Gillian made the introduction. ‘Mrs Brown, this is my mother, Barbara Percival. Mum, this is the lady who runs Persimmon Petals in Windermere.’
‘Yes, dear, I know,’ smiled their h
ostess. ‘Pleased to meet you.’ She held out a hand for Simmy to shake. Her grip was firm and muscular. All that gardening, Simmy thought. ‘I’m so glad you like the house. It is rather splendid, I must admit.’ She looked up into Simmy’s face with a mixture of admiration and friendliness. ‘I really am very glad to meet you,’ she said again.
‘Have you always lived here?’ Simmy asked, unsure as to how to respond to such obvious liking.
‘Oh, no. Not at all. It came to my husband from his older brother, through a series of very sad events. That was sixteen years ago now. Then poor Stuart died only a year later, and here I am, rattling around in it all on my own.’

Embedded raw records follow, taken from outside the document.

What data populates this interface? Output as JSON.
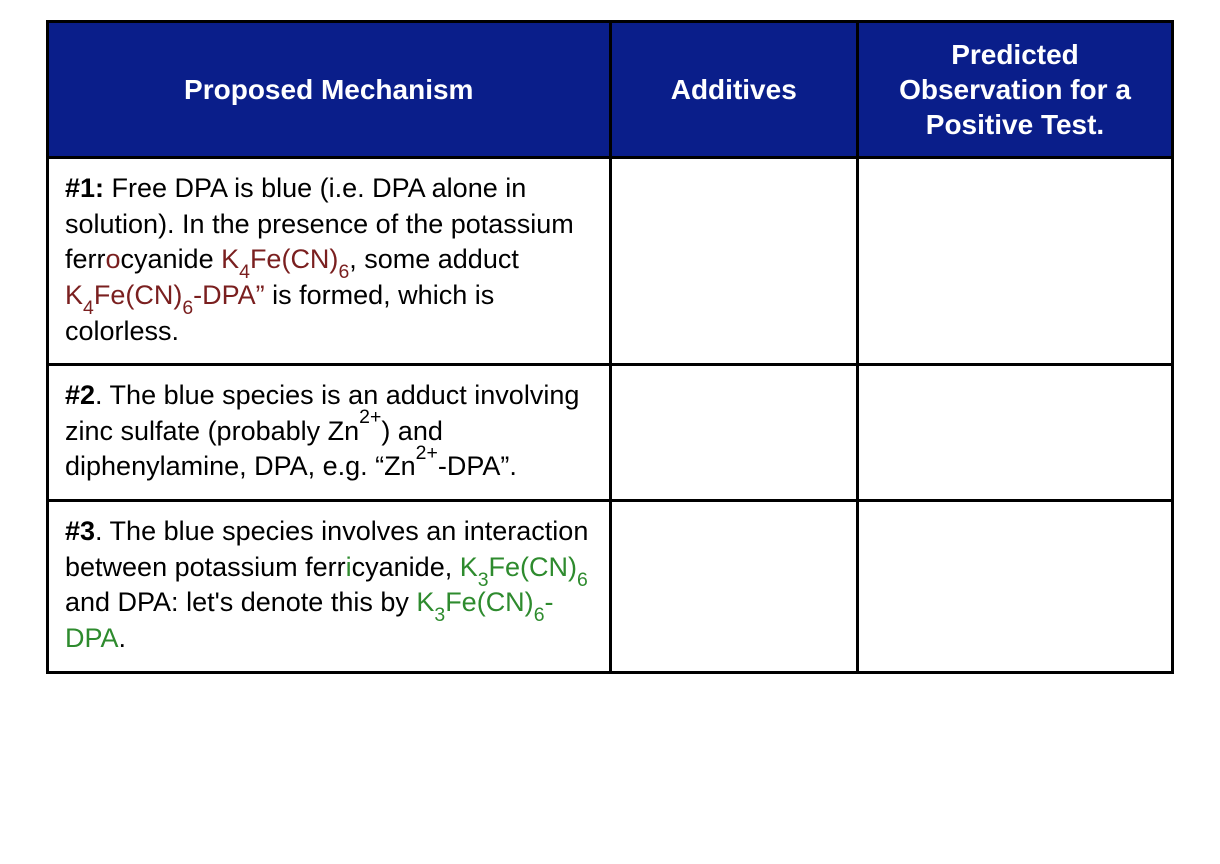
{
  "table": {
    "header_bg": "#0a1e8a",
    "header_fg": "#ffffff",
    "border_color": "#000000",
    "ferro_color": "#7a1f1f",
    "ferri_color": "#2e8b2e",
    "columns": [
      {
        "label": "Proposed Mechanism",
        "width_pct": 50
      },
      {
        "label": "Additives",
        "width_pct": 22
      },
      {
        "label": "Predicted Observation for a Positive Test.",
        "width_pct": 28
      }
    ],
    "col0_header": "Proposed Mechanism",
    "col1_header": "Additives",
    "col2_header": "Predicted Observation for a Positive Test.",
    "row1_label": "#1:",
    "row1_pre1": " Free DPA is blue (i.e. DPA alone in solution).  In the presence of the potassium ferr",
    "row1_ferro_o": "o",
    "row1_mid1": "cyanide ",
    "row1_k4a_K": "K",
    "row1_k4a_4": "4",
    "row1_k4a_Fe": "Fe(CN)",
    "row1_k4a_6": "6",
    "row1_mid2": ", some adduct ",
    "row1_k4b_K": "K",
    "row1_k4b_4": "4",
    "row1_k4b_Fe": "Fe(CN)",
    "row1_k4b_6": "6",
    "row1_k4b_tail": "-DPA”",
    "row1_post": "  is formed, which is colorless.",
    "row2_label": "#2",
    "row2_pre": ".  The blue species is an adduct involving zinc sulfate (probably Zn",
    "row2_zn_sup": "2+",
    "row2_mid": ") and diphenylamine, DPA, e.g. “Zn",
    "row2_zn2_sup": "2+",
    "row2_post": "-DPA”.",
    "row3_label": "#3",
    "row3_pre1": ".  The blue species involves an interaction between potassium ferr",
    "row3_ferri_i": "i",
    "row3_mid1": "cyanide, ",
    "row3_k3a_K": "K",
    "row3_k3a_3": "3",
    "row3_k3a_Fe": "Fe(CN)",
    "row3_k3a_6": "6",
    "row3_mid2": " and DPA: let's denote this by ",
    "row3_k3b_K": "K",
    "row3_k3b_3": "3",
    "row3_k3b_Fe": "Fe(CN)",
    "row3_k3b_6": "6",
    "row3_k3b_tail": "-DPA",
    "row3_post": "."
  }
}
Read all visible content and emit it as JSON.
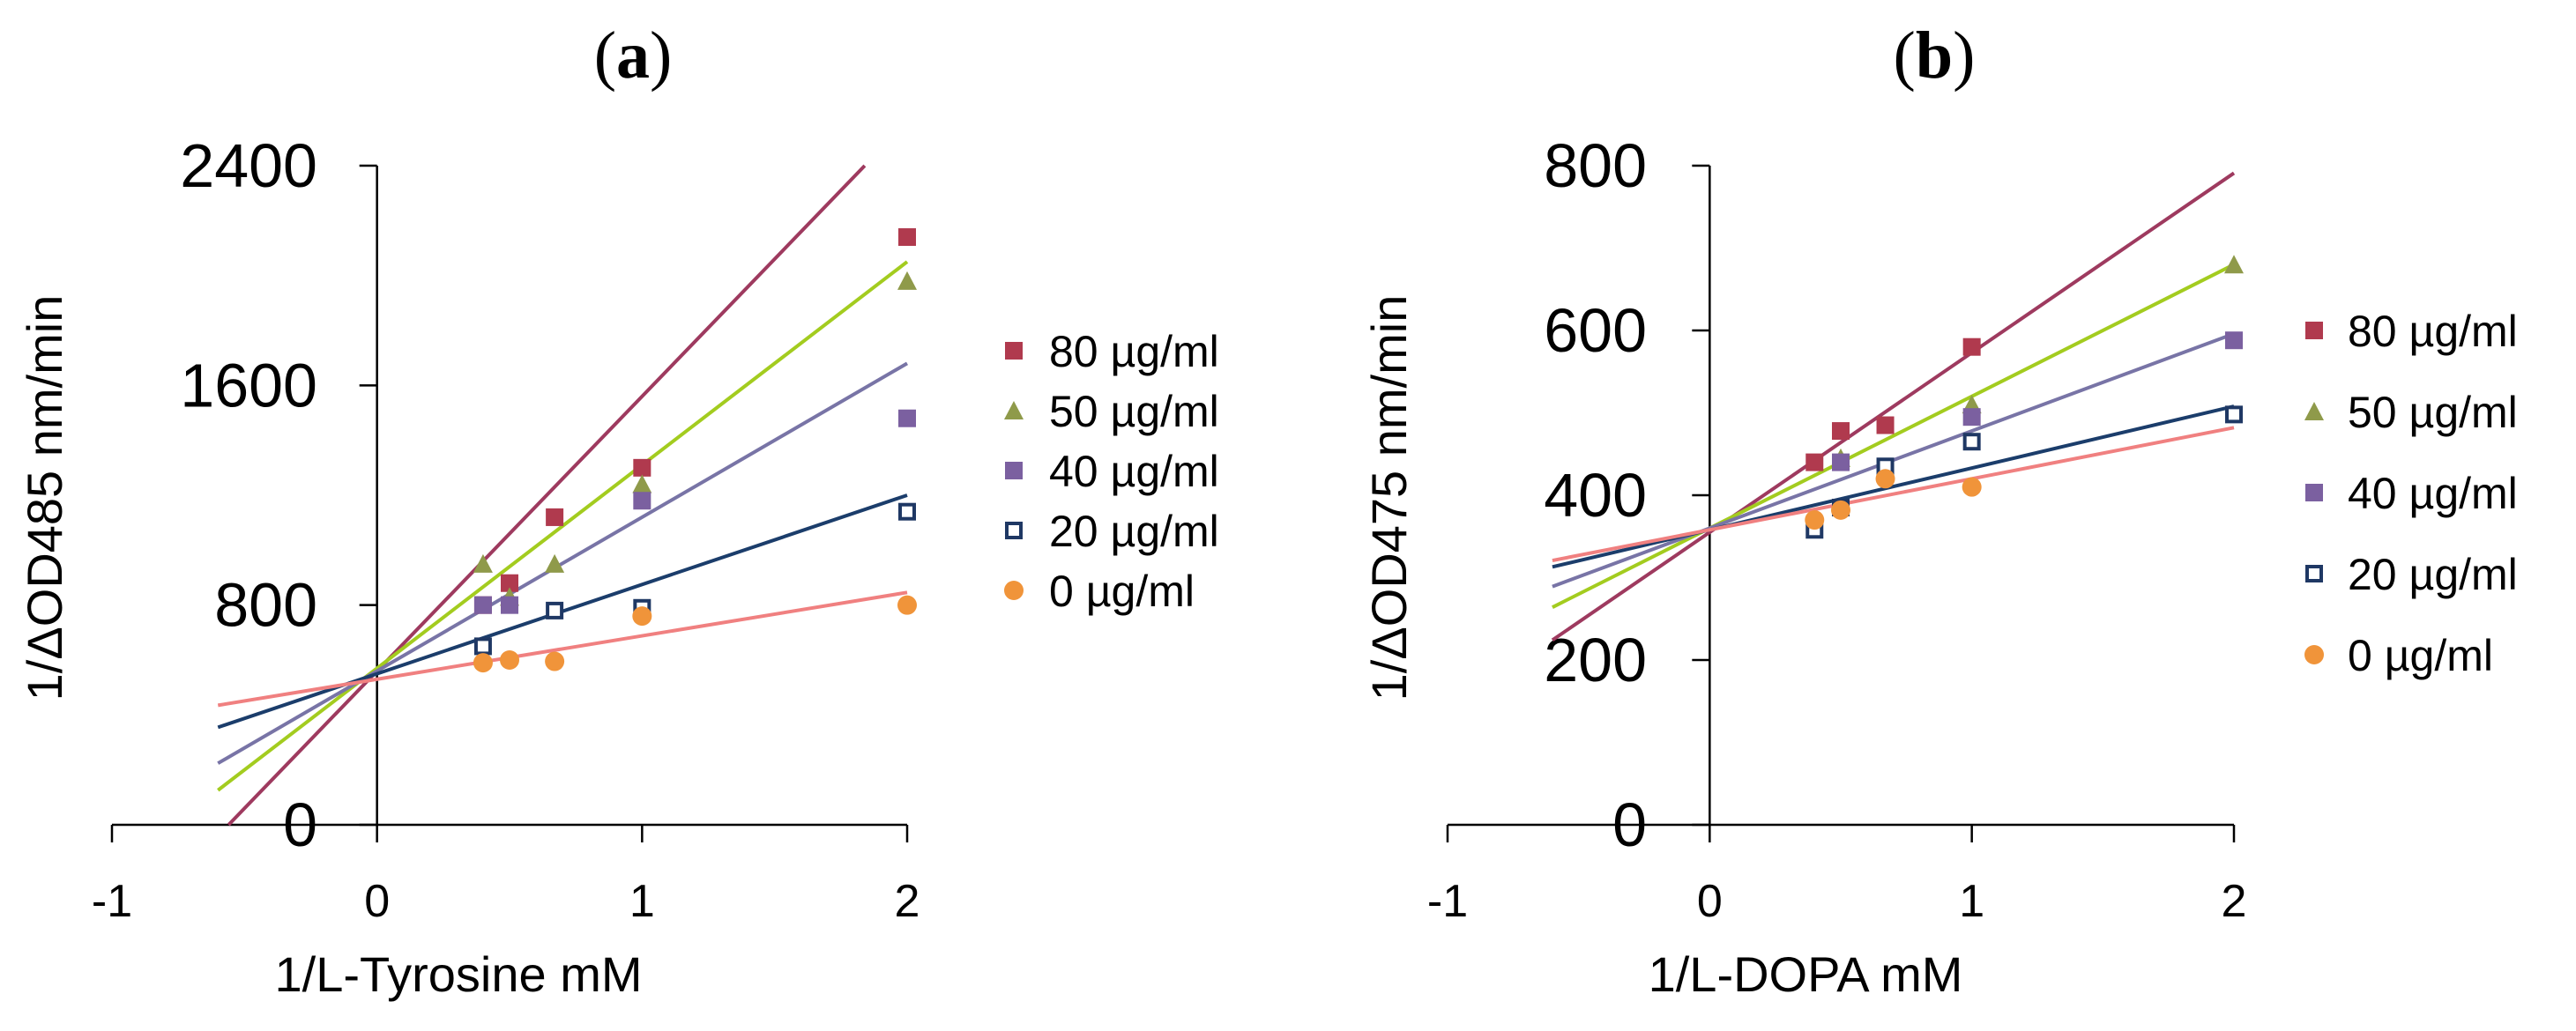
{
  "chart_data": [
    {
      "id": "a",
      "type": "scatter",
      "panel_label": "a",
      "title_open": "(",
      "title_close": ")",
      "xlabel": "1/L-Tyrosine mM",
      "ylabel": "1/ΔOD485 nm/min",
      "xlim": [
        -1,
        2
      ],
      "ylim": [
        0,
        2400
      ],
      "xticks": [
        -1,
        0,
        1,
        2
      ],
      "yticks": [
        0,
        800,
        1600,
        2400
      ],
      "xtick_labels": [
        "-1",
        "0",
        "1",
        "2"
      ],
      "ytick_labels": [
        "0",
        "800",
        "1600",
        "2400"
      ],
      "legend_position": "right",
      "series": [
        {
          "name": "80 µg/ml",
          "marker": "square-filled",
          "color": "#b03a4e",
          "x": [
            0.4,
            0.5,
            0.67,
            1,
            2
          ],
          "y": [
            800,
            880,
            1120,
            1300,
            2140
          ],
          "fit": {
            "slope": 1000,
            "intercept": 560,
            "x_range": [
              -0.58,
              2
            ]
          }
        },
        {
          "name": "50 µg/ml",
          "marker": "triangle-filled",
          "color": "#8f9a4a",
          "x": [
            0.4,
            0.5,
            0.67,
            1,
            2
          ],
          "y": [
            950,
            830,
            950,
            1240,
            1980
          ],
          "fit": {
            "slope": 740,
            "intercept": 570,
            "x_range": [
              -0.6,
              2
            ]
          }
        },
        {
          "name": "40 µg/ml",
          "marker": "square-filled",
          "color": "#7b60a0",
          "x": [
            0.4,
            0.5,
            1,
            2
          ],
          "y": [
            800,
            800,
            1180,
            1480
          ],
          "fit": {
            "slope": 560,
            "intercept": 560,
            "x_range": [
              -0.6,
              2
            ]
          }
        },
        {
          "name": "20 µg/ml",
          "marker": "square-open",
          "color": "#1f3864",
          "x": [
            0.4,
            0.67,
            1,
            2
          ],
          "y": [
            650,
            780,
            790,
            1140
          ],
          "fit": {
            "slope": 325,
            "intercept": 550,
            "x_range": [
              -0.6,
              2
            ]
          }
        },
        {
          "name": "0 µg/ml",
          "marker": "circle-filled",
          "color": "#f0943a",
          "x": [
            0.4,
            0.5,
            0.67,
            1,
            2
          ],
          "y": [
            590,
            600,
            595,
            760,
            800
          ],
          "fit": {
            "slope": 158,
            "intercept": 530,
            "x_range": [
              -0.6,
              2
            ]
          }
        }
      ],
      "fit_line_colors": [
        "#9e3a5f",
        "#a3cc1f",
        "#7874a6",
        "#1b3d6b",
        "#f08080"
      ]
    },
    {
      "id": "b",
      "type": "scatter",
      "panel_label": "b",
      "title_open": "(",
      "title_close": ")",
      "xlabel": "1/L-DOPA mM",
      "ylabel": "1/ΔOD475 nm/min",
      "xlim": [
        -1,
        2
      ],
      "ylim": [
        0,
        800
      ],
      "xticks": [
        -1,
        0,
        1,
        2
      ],
      "yticks": [
        0,
        200,
        400,
        600,
        800
      ],
      "xtick_labels": [
        "-1",
        "0",
        "1",
        "2"
      ],
      "ytick_labels": [
        "0",
        "200",
        "400",
        "600",
        "800"
      ],
      "legend_position": "right",
      "series": [
        {
          "name": "80 µg/ml",
          "marker": "square-filled",
          "color": "#b03a4e",
          "x": [
            0.4,
            0.5,
            0.67,
            1
          ],
          "y": [
            440,
            478,
            485,
            580
          ],
          "fit": {
            "slope": 218,
            "intercept": 355,
            "x_range": [
              -0.6,
              2
            ]
          }
        },
        {
          "name": "50 µg/ml",
          "marker": "triangle-filled",
          "color": "#8f9a4a",
          "x": [
            0.5,
            1,
            2
          ],
          "y": [
            445,
            510,
            680
          ],
          "fit": {
            "slope": 160,
            "intercept": 360,
            "x_range": [
              -0.6,
              2
            ]
          }
        },
        {
          "name": "40 µg/ml",
          "marker": "square-filled",
          "color": "#7b60a0",
          "x": [
            0.5,
            1,
            2
          ],
          "y": [
            440,
            495,
            588
          ],
          "fit": {
            "slope": 118,
            "intercept": 360,
            "x_range": [
              -0.6,
              2
            ]
          }
        },
        {
          "name": "20 µg/ml",
          "marker": "square-open",
          "color": "#1f3864",
          "x": [
            0.4,
            0.5,
            0.67,
            1,
            2
          ],
          "y": [
            358,
            385,
            435,
            465,
            498
          ],
          "fit": {
            "slope": 75,
            "intercept": 358,
            "x_range": [
              -0.6,
              2
            ]
          }
        },
        {
          "name": "0 µg/ml",
          "marker": "circle-filled",
          "color": "#f0943a",
          "x": [
            0.4,
            0.5,
            0.67,
            1
          ],
          "y": [
            370,
            382,
            420,
            410
          ],
          "fit": {
            "slope": 62,
            "intercept": 358,
            "x_range": [
              -0.6,
              2
            ]
          }
        }
      ],
      "fit_line_colors": [
        "#9e3a5f",
        "#a3cc1f",
        "#7874a6",
        "#1b3d6b",
        "#f08080"
      ]
    }
  ]
}
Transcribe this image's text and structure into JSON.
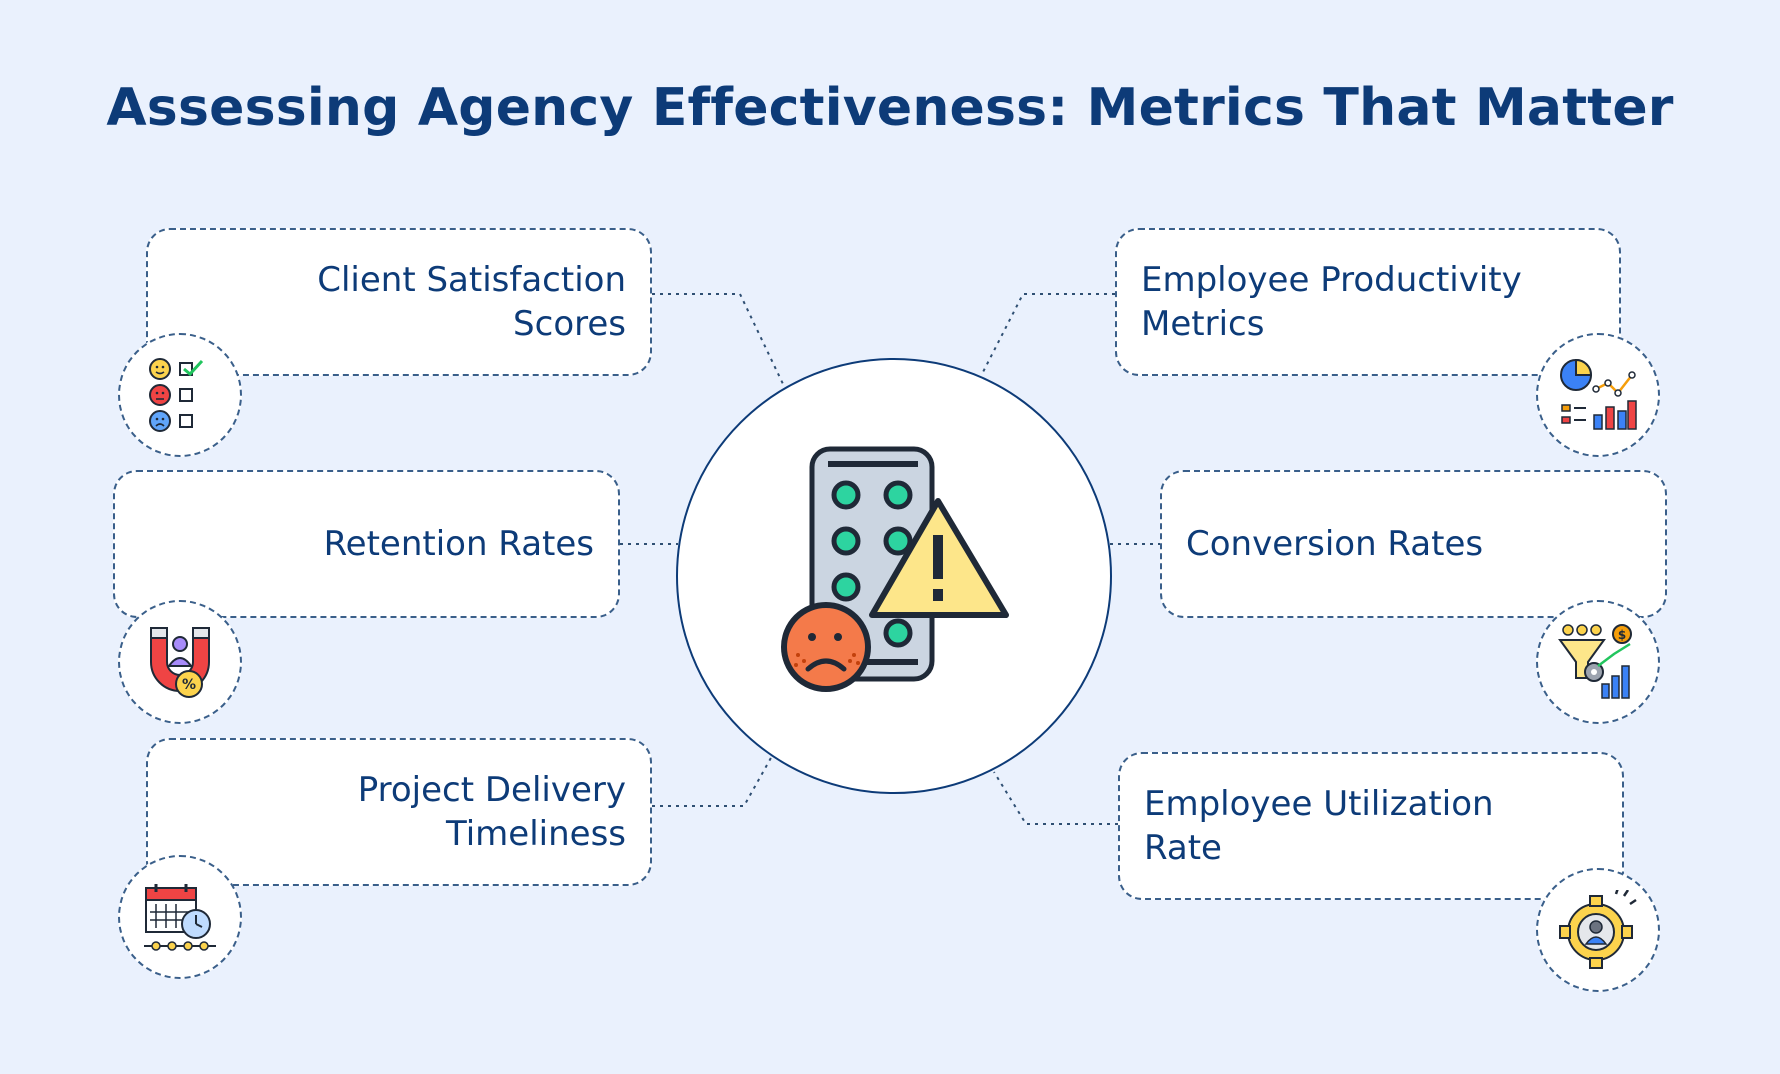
{
  "title": "Assessing Agency Effectiveness: Metrics That Matter",
  "colors": {
    "background": "#eaf1fd",
    "title": "#0d3b78",
    "dashed_border": "#3a5f8a",
    "accent_green": "#2dd4a0",
    "accent_yellow": "#fde68a",
    "accent_orange": "#f47a4a"
  },
  "center": {
    "icon": "pill-pack-warning-sad-face-icon"
  },
  "metrics": [
    {
      "label": "Client Satisfaction\nScores",
      "icon": "satisfaction-survey-icon"
    },
    {
      "label": "Retention Rates",
      "icon": "customer-magnet-icon"
    },
    {
      "label": "Project Delivery\nTimeliness",
      "icon": "calendar-stopwatch-icon"
    },
    {
      "label": "Employee Productivity\nMetrics",
      "icon": "analytics-dashboard-icon"
    },
    {
      "label": "Conversion Rates",
      "icon": "sales-funnel-icon"
    },
    {
      "label": "Employee Utilization\nRate",
      "icon": "employee-gear-icon"
    }
  ]
}
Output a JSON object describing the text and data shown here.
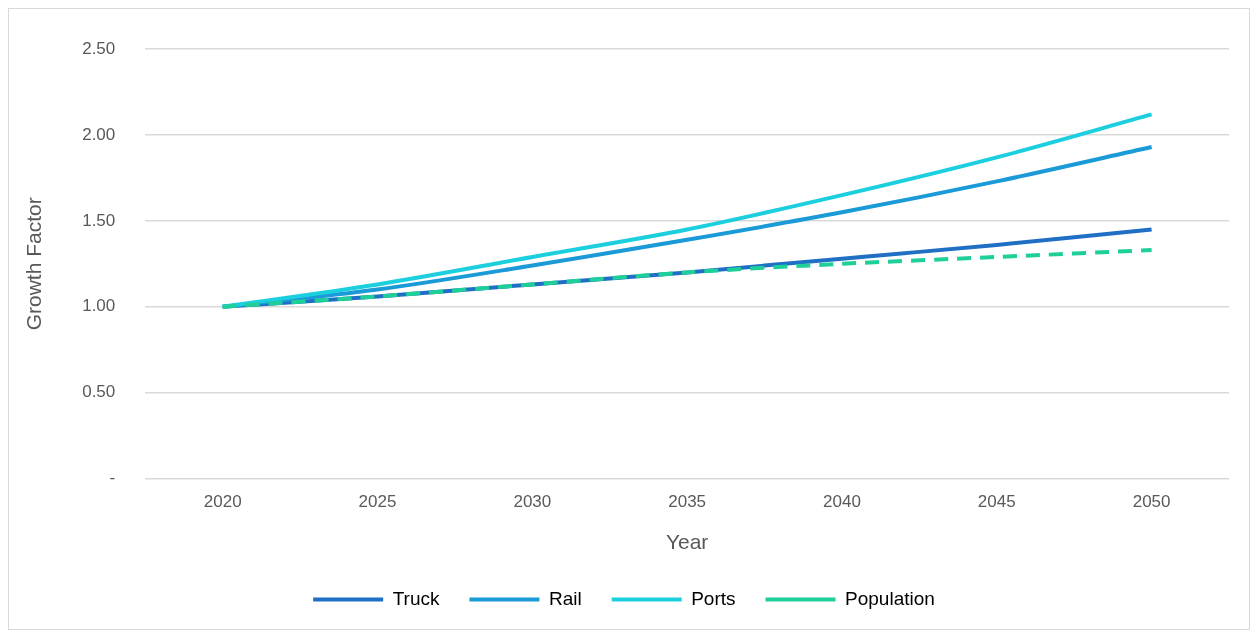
{
  "chart_data": {
    "type": "line",
    "xlabel": "Year",
    "ylabel": "Growth Factor",
    "categories": [
      "2020",
      "2025",
      "2030",
      "2035",
      "2040",
      "2045",
      "2050"
    ],
    "series": [
      {
        "name": "Truck",
        "color": "#1f6fc5",
        "values": [
          1.0,
          1.06,
          1.13,
          1.2,
          1.28,
          1.36,
          1.45
        ]
      },
      {
        "name": "Rail",
        "color": "#1a9ad6",
        "values": [
          1.0,
          1.1,
          1.24,
          1.39,
          1.55,
          1.73,
          1.93
        ]
      },
      {
        "name": "Ports",
        "color": "#1ccfdf",
        "values": [
          1.0,
          1.13,
          1.29,
          1.45,
          1.65,
          1.87,
          2.12
        ]
      },
      {
        "name": "Population",
        "color": "#1fcf9a",
        "line_style": "dashed",
        "values": [
          1.0,
          1.06,
          1.13,
          1.2,
          1.25,
          1.29,
          1.33
        ]
      }
    ],
    "ylim": [
      0,
      2.5
    ],
    "yticks": [
      {
        "value": 0,
        "label": "-"
      },
      {
        "value": 0.5,
        "label": "0.50"
      },
      {
        "value": 1,
        "label": "1.00"
      },
      {
        "value": 1.5,
        "label": "1.50"
      },
      {
        "value": 2,
        "label": "2.00"
      },
      {
        "value": 2.5,
        "label": "2.50"
      }
    ],
    "grid": "y",
    "legend": "bottom",
    "marker": "none"
  }
}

Simmy was still gazing around in rapture. ‘But you’ve made it so lovely.’
‘Thank you, dear. I felt I owed it to the place to keep it nice. And I turned out to be surprisingly good at it.’ She laughed. ‘Silly to waste one’s time on a house, I suppose, but there it is.’
‘It’s perfect for a party,’ Simmy went on with enthusiasm.
‘Yes. Well, let’s have some tea, shall we?’ said Gillian briskly. ‘I know it’s officially cocktail time, but …’
‘Don’t be silly, Gill,’ said Anita. ‘Can we get on with it?’
It wasn’t until they were seated around the room with cups of tea that there was any chance of assessing at least the basics of the three new characters before her. Gillian was cheerfully breathless, a natural organiser and problem-solver. But there was something amiss with her, Simmy realised. Poor skin, restricted movement, and the difficulty with breathing all pointed to some kind of chronic physical malaise. But it evidently did not impede her competence. She produced a notepad from her bag, as well as a phone that she consulted at frequent intervals. As they started to discuss specific flowers, she would bring up an image, which she showed to the rather silent Anita.
Mrs Percival bustled about, equally focused as her daughter, but more gracious, as if aware of her status as senior person as well as owner of the party venue. She repeatedly smiled warmly at Simmy, treating her as the most important person present. She also inserted routine remarks concerning the safety of her porcelain and carpets. ‘It won’t be that sort of party,’ said Gillian.